A month later, Josh Wharton roped up with Dempster and Kennedy at Skardu for an attempt on the Ogre I (7285m). After Wharton started feeling sick at 6900m—with a headache, muscle weakness and inability to hold down food—the trio weighed the pull of the summit with the safety of their team.

Read the full story in Kennedy's trip report and our November 12, 2012 NewsWire.

Latok I, Pakistan

Josh Wharton received separate funding from the Mugs Stump Award for an attempt on Latok I, a mountain under which he has spent a cumulative six months in base camp between 2007 and 2009. Just after his partner bailed, he watched a heartbreakingly long weather window pass by. Considering a solo attempt but deciding he was not mentally prepared, Wharton solo climbed a smaller objective— the unclimbed northeast summit of the Middle Sister (ca. 5800m)—while he waited for Dempster and Kennedy to arrive on the Choktoi Glacier.

Wharton details his experiences on the Choktoi here.

St. Elias Range, Alaska

John Frieh, Dave Burdick and Zac West tested the habitually terrible weather that characterizes the Wrangell-St. Elias mountains, in hopes of summiting the unclimbed Middle Peak via its 5,000-foot west face. Heavy snow barely allowed the trio to fly onto the Hawkins Glacier and continued to encumber their primary climbing objectives for the duration of the trip. They instead ventured a line up to Point 8730, attempted Middle Peak by its southeast aspect and explored a fistful of potential new routes for future forays into the area.

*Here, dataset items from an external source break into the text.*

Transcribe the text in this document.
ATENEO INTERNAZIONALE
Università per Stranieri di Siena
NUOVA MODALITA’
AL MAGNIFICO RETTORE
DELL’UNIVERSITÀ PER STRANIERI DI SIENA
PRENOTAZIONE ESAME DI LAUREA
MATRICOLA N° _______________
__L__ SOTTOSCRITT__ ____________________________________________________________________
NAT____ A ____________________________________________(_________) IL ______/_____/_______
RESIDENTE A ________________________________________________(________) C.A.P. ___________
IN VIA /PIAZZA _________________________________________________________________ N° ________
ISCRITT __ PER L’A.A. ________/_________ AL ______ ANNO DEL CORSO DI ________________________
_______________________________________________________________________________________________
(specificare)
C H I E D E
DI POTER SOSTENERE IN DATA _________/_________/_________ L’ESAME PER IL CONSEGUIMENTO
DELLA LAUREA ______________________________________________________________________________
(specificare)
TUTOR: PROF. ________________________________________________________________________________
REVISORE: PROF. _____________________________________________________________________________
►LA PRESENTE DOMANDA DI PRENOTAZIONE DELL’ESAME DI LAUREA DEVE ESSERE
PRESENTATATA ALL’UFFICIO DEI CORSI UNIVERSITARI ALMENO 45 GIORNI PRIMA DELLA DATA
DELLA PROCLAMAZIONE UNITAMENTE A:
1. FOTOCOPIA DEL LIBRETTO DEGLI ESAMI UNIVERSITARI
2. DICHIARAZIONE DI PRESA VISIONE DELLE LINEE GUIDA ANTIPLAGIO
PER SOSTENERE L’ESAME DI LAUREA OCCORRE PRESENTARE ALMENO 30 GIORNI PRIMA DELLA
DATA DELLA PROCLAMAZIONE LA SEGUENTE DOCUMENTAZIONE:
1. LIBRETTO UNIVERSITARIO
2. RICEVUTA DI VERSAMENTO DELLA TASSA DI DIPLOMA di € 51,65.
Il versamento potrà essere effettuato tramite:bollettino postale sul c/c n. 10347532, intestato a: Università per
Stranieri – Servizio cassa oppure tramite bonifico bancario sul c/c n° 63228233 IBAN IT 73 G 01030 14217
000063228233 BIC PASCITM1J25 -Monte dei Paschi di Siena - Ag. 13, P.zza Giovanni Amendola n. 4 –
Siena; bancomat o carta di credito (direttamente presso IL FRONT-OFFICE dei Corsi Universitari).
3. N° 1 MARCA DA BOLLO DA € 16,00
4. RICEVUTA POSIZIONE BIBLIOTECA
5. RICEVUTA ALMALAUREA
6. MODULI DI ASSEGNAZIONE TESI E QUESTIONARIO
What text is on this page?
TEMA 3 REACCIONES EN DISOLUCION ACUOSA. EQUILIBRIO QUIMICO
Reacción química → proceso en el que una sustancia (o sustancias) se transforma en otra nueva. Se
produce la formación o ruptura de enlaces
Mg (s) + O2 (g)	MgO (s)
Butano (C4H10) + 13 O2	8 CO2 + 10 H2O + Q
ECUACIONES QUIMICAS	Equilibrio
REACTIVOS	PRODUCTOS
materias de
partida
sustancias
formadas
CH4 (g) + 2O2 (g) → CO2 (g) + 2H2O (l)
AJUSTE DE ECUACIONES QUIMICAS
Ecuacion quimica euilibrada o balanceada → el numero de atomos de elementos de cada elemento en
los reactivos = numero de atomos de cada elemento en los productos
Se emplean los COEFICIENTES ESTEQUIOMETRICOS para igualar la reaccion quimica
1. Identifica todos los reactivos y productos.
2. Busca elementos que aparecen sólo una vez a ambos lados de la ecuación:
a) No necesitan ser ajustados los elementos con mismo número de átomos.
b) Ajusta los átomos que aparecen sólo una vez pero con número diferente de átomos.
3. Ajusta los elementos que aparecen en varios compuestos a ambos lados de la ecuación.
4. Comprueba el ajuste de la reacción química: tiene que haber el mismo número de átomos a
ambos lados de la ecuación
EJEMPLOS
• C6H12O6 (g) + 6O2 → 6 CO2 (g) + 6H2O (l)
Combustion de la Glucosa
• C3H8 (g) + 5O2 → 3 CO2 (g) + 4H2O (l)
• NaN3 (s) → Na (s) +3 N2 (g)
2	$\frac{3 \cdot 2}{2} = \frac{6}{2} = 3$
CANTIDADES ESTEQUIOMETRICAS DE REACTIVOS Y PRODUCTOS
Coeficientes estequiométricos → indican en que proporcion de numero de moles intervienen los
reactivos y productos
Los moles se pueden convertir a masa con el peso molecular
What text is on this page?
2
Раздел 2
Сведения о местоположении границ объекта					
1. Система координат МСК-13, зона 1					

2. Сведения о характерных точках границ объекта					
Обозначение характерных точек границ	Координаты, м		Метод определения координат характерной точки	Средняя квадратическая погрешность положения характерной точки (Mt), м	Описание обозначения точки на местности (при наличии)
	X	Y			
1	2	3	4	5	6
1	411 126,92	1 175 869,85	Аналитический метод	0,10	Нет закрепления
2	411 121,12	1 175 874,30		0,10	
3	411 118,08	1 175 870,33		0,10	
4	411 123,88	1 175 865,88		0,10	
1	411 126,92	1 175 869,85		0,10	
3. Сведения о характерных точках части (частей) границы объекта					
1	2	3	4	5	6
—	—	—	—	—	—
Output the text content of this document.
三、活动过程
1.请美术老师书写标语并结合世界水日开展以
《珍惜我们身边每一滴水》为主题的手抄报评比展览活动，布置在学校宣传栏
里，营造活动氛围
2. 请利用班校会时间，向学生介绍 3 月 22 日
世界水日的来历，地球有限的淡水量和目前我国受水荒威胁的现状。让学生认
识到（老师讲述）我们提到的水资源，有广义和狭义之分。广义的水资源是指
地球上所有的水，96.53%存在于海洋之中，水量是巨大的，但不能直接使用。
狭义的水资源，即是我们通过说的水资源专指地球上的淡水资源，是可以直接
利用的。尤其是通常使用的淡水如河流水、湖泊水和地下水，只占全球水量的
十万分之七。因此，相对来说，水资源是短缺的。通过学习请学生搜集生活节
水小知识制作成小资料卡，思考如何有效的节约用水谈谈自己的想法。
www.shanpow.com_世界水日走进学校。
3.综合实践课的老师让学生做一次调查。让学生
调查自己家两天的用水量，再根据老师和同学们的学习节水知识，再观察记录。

Click here to read Frieh's full trip report.

Tahu Rutum, Pakistan

Scott Bennet, Blake Herrington and Graham Zimmerman were awarded funding for an attempt on the northwest ridge of Tahu Rutum, in the Karakoram, a route they described as, "a perfect big mountain route... aesthetic, vast, remote and consistently steep, presenting technical challenges from hard free and wall climbing to steep ice and mixed terrain." While they did secure a permit for the climb, the climbers were not granted travel visas before their departure date. Instead, they spent two weeks in the Waddington Range with Forest Woodward, putting up new routes on Stiletto Peak (3397m) and The Blade (3340m), among other climbs.

Sanlian Peak, China

The Mugs Stump Committee also awarded a grant to Steve Su, who planned to climb Sanlian Peak in Sichuan with Yan Dongdong and Zhou Peng, who he had met while they recovered the body of Jonny Copp on Mt. Edgar in 2009. On July 9, Yan, a leader in a promising alpine-style movement among Chinese climbers, died in a crevasse fall while descending from the summit of a previously unclimbed peak in the Tien Shan range of Western China.